Although a handful of job opportunities remain within the village limits, for many residents work is now located outside of the village, and Willington functions largely as a satellite town for Bishop Auckland and Durham City.
Along with a Co-operative supermarket, many small independent shops thrive in the village such as an independent butchers, a fruiterers, a hardware shop and a pet shop, as well as several restaurants. There are currently six pubs operating in the village, along with a small microbrewery, The Gambling Man Brewing Company.

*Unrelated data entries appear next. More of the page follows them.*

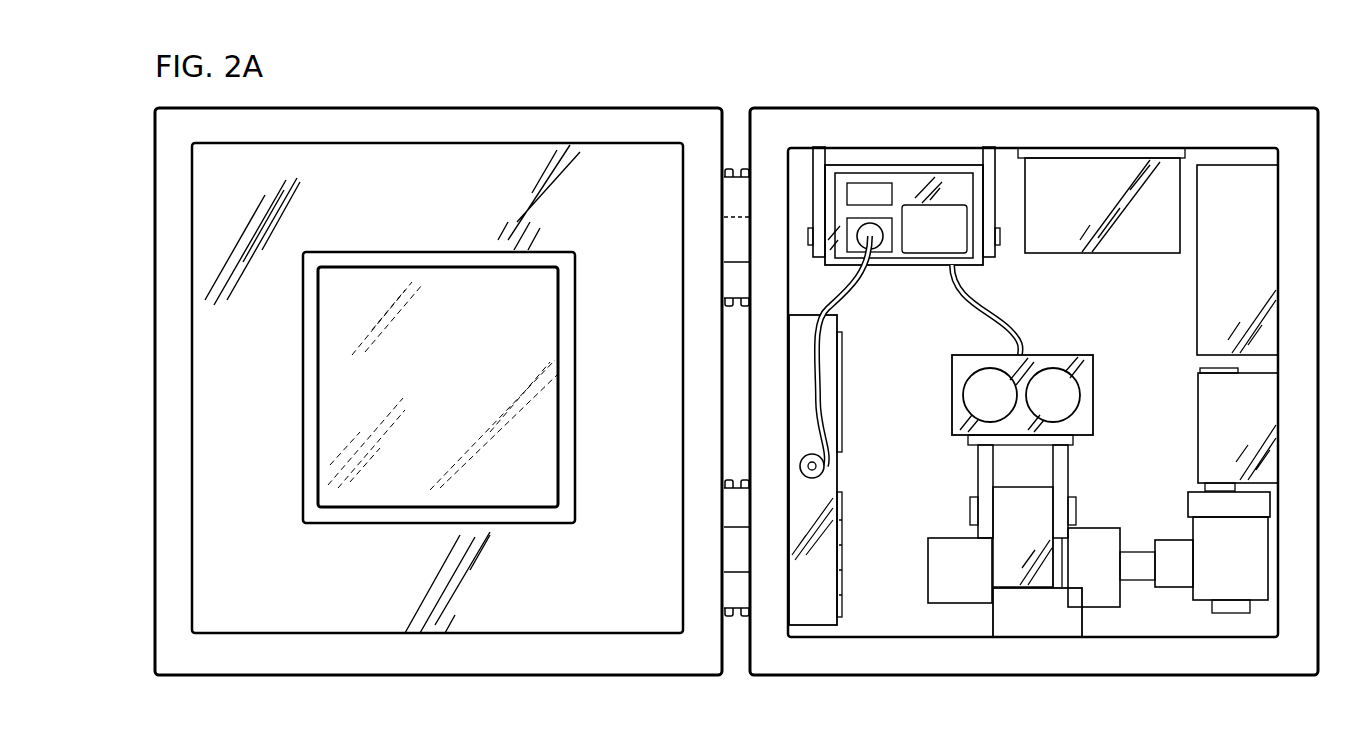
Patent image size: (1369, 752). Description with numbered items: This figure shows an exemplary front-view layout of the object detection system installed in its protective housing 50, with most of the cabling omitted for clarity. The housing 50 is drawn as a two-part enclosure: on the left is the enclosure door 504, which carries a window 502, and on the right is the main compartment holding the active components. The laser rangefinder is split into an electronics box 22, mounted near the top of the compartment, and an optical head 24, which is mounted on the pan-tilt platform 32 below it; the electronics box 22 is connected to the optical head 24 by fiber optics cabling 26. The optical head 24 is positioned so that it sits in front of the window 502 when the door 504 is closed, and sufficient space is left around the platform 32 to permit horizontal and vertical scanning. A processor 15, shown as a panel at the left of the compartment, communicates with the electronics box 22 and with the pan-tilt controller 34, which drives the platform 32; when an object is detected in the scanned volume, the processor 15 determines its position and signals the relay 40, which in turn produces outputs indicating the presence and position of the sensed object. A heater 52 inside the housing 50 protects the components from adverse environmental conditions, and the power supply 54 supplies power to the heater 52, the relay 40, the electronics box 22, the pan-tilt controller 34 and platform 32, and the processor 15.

The housing 50 is at (760, 106).
The enclosure door 504 is at (320, 185).
The window 502 is at (372, 483).
The processor 15 is at (809, 592).
The electronics box portion 22 is at (896, 181).
The fiber optics cabling 26 is at (975, 313).
The optical head portion 24 is at (963, 393).
The pan-tilt platform 32 is at (1023, 529).
The heater 52 is at (1099, 530).
The relay 40 is at (1077, 183).
The power supply 54 is at (1250, 261).
The controller portion 34 is at (1237, 414).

Willington has its own football club Willington F.C. who currently play in the 11th tier of English football. Founded in 1906, the Club won the Northern League in 1913-14, 1925-26 and 1929-1930, but have struggled more in recent years, having been relegated to the Wearside League where they continued to struggle.
Their most recent highlight was featuring in the Wearside Football League Cup final in 2011, where they were eventually beaten by Ryhope Colliery Welfare F.C. 4-2 on penalties.
Controversy surrounding fan conduct has dogged the football team. Several complaints have been filed with the Northern League concerning abusive language, but to date no sanctions have been imposed on the team.